Thanks all for your inputs.
I think I put the question not in correct way. So I am explaining it here again. We have a object which we rotate it around X- axis now our coordinate system rotates along with that. Now if we rotate it around y- axis the rotation is not around the original y-axis but around transformed axis as our coordinate system has been rotated before. How do I fix this part?
You can think in terms of “global” or “local” coordinate system. If you are thinking in the global coordinate system, the transformations affect an object by changing its position/orientation in global coordinate system. In that case, it seems the transformation are executed in the inverse order they are defined in the code. The transformation nearest to the object-drawing affects it first. But if you think in terms of local coordinate system, then the transformations actually transforms the local coordinate system itself, and all transformations are executed in order they are defined in the code.
Long time ago, books were written well. A much better explanation than I gave you could find in the “OpenGL Programming Guide” pre-8 edition. Please read the section Viewing and Modeling Transformations in the chapter 3.
[QUOTE=debonair;1265835]Thanks all for your inputs.
I think I put the question not in correct way. So I am explaining it here again. We have a object which we rotate it around X- axis now our coordinate system rotates along with that. Now if we rotate it around y- axis the rotation is not around the original y-axis but around transformed axis as our coordinate system has been rotated before. How do I fix this part?[/QUOTE]
The matter you got, I guess, is caused by your confusion of coordinate system. this is beyond ogl,
first, you should distinguish you will aim at two coordi’tnates system, one is partial, one is global,
or say, object coordinate and world coordinate.( don’t take account of screen coordinate at present), you rotate object, you are rotating object coordinate arround the world coordinate. say, around x axis, you will get a new position, then rotating arround y axis, this y axis is also that of the world system, not your object system. it has not been changing at all. then you get a new position.

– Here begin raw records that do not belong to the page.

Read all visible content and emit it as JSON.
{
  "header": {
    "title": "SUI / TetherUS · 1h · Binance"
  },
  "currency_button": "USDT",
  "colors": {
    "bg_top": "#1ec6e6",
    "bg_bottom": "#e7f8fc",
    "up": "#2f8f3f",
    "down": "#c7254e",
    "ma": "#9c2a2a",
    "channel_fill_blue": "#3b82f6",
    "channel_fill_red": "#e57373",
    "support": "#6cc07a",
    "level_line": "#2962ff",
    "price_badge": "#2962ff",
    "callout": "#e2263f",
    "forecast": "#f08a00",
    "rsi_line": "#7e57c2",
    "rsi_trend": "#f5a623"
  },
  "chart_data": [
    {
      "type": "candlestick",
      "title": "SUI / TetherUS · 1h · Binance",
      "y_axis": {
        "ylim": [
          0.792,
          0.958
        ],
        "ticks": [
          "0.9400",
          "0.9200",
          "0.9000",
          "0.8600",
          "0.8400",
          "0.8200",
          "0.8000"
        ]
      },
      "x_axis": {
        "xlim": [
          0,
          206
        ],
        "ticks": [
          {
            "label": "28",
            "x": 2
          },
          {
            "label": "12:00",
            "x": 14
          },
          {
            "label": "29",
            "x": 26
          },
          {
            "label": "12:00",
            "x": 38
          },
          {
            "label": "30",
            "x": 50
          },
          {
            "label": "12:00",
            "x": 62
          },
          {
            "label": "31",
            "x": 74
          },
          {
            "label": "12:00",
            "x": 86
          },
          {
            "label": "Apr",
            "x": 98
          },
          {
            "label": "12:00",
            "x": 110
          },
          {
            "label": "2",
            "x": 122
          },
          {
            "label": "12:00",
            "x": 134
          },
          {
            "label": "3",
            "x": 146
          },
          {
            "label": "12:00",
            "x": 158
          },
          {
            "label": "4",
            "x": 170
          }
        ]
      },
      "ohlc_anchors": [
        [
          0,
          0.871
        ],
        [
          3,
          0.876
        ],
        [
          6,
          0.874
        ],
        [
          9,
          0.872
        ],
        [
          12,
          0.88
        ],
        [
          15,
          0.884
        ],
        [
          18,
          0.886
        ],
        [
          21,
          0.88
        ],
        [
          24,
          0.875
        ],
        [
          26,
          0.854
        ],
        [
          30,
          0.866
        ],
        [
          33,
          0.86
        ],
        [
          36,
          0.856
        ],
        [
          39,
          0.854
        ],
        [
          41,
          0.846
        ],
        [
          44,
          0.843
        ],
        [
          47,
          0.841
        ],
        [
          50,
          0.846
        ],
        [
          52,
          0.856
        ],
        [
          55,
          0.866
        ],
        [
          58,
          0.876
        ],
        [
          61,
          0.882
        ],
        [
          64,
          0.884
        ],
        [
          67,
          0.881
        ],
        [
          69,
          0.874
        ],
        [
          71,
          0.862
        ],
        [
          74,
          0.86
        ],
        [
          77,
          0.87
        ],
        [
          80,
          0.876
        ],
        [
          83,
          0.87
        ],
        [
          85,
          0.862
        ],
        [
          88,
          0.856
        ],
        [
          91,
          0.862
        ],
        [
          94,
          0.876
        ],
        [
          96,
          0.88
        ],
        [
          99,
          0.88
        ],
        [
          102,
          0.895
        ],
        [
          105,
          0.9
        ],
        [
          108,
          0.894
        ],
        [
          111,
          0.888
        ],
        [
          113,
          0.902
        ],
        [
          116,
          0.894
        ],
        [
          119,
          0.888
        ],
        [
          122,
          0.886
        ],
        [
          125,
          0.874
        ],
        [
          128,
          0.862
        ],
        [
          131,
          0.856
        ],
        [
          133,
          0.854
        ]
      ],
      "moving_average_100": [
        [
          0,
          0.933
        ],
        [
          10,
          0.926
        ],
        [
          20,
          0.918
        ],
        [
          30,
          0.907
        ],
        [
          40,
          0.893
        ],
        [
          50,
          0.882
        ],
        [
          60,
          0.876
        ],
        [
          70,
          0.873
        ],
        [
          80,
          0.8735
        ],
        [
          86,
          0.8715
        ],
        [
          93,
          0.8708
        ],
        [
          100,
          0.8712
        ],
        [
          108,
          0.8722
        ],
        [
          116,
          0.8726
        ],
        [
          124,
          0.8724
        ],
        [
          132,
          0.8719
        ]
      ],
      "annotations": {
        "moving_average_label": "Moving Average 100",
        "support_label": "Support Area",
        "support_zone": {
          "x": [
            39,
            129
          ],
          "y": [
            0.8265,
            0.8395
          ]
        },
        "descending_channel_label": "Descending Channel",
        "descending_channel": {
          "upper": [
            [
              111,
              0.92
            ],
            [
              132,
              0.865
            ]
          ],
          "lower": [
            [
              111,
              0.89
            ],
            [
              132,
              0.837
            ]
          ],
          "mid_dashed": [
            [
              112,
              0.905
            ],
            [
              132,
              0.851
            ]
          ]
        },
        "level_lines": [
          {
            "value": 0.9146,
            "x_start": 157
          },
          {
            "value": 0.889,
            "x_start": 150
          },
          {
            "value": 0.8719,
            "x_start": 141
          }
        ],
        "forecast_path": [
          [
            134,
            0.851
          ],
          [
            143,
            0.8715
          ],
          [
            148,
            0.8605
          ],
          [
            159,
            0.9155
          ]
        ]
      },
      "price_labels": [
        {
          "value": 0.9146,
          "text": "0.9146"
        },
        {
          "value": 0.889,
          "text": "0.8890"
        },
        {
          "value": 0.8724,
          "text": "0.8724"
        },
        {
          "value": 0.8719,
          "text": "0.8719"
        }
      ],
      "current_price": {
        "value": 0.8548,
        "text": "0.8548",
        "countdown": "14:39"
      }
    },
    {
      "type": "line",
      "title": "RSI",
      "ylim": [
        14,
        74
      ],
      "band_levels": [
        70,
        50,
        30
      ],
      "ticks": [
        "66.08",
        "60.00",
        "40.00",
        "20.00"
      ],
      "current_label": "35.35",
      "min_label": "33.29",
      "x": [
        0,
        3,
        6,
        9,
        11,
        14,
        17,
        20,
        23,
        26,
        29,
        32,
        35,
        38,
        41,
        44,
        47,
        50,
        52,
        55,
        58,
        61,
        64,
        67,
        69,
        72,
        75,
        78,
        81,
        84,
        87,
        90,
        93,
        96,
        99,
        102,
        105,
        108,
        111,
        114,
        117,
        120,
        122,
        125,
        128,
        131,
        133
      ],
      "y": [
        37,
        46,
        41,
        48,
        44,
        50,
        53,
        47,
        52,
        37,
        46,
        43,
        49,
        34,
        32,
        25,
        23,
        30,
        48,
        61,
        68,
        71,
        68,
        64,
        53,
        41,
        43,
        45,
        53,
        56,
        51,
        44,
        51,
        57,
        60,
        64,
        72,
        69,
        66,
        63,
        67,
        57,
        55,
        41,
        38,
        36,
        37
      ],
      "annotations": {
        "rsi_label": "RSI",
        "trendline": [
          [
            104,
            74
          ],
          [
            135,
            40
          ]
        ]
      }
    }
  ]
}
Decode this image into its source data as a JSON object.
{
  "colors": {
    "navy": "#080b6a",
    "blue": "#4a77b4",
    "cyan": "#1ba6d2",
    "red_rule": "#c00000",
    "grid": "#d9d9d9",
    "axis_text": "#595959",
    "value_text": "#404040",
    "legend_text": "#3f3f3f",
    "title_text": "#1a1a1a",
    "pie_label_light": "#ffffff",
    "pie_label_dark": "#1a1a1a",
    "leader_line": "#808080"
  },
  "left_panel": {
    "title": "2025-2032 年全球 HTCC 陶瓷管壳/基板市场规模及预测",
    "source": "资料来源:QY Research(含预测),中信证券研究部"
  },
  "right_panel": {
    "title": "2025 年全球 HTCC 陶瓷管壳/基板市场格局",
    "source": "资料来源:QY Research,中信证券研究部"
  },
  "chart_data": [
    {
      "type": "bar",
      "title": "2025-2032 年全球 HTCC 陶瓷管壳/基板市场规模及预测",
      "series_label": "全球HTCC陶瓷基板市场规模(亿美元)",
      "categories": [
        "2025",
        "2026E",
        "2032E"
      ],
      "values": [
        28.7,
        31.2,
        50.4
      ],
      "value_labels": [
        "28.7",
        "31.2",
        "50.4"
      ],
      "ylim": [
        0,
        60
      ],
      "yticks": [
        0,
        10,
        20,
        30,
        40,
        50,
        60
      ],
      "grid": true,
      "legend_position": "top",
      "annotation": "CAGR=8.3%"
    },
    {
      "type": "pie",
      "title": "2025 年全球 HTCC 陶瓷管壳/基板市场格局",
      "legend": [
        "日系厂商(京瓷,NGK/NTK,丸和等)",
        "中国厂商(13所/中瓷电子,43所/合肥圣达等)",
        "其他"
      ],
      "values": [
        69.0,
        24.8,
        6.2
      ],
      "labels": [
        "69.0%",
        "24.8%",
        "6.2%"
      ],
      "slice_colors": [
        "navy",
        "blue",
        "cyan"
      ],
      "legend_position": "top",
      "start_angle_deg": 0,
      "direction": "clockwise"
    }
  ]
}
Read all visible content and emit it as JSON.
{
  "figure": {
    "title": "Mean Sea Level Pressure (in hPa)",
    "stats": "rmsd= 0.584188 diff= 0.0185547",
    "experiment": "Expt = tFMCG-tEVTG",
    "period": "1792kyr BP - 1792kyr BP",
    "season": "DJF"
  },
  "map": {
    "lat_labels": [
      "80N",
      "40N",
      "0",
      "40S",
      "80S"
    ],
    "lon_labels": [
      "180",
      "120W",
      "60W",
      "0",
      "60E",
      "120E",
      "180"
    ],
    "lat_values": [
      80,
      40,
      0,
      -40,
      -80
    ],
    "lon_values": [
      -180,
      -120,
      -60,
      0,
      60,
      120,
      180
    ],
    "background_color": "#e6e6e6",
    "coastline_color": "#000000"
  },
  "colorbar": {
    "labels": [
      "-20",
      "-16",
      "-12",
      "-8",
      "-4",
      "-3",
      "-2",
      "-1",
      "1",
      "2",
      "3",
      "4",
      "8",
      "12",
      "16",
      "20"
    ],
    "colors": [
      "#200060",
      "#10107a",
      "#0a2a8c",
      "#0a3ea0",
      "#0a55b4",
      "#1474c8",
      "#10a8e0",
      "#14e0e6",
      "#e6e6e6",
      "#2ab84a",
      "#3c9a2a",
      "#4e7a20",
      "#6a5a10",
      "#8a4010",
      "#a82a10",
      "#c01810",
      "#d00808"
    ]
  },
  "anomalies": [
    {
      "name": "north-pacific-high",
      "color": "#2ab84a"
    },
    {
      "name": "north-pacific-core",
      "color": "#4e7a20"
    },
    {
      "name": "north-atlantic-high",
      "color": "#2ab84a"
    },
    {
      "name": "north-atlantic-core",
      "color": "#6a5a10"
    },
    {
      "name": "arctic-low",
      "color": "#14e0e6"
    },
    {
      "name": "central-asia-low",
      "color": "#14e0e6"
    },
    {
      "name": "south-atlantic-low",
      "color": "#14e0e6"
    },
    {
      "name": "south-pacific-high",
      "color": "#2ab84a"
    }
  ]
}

vec4 positionv = Ry * Rx * Obj. (all is in way of column vector here)
similarly, if you want rotate arround object system after rotation x axis(world), you have transform to you obj system from the world system at first. then rotate.
vec4 positionv = Robj.y * Tw * Rw.x * Obj,
where Robj.y is y axis of object system. Rw.x is that of the world. in fact, Robj.y is same as Rw.y. so you can write as (if you keep your mind fresh)
pos = Rw,y * Tw * Rw,x * Obj.
nw you will be clear.
hi debonair,
It seems to me what u r describing is a an example of hysteresis. Chen, Shoemake et. al. used the term to refer to the irritating problem of current/future states of rotations and their dependence on the previous history of states of rotation in virtual 3d space. This has been dealt with, especially in interactive 3d apps using a mouse. While many contributions have been made to solve the problem, Shoemake made the breakthrough with his neat and simple arcball in the 1990s. You could research more on the arcball/trackball concept to help, and especially if you require the interactivity, or you may just have to maintain and continually re-apply the history of all your rotations upon the object for the desired effect. Other options? I doubt it. Take a look at arcball/trackball, it’s interesting.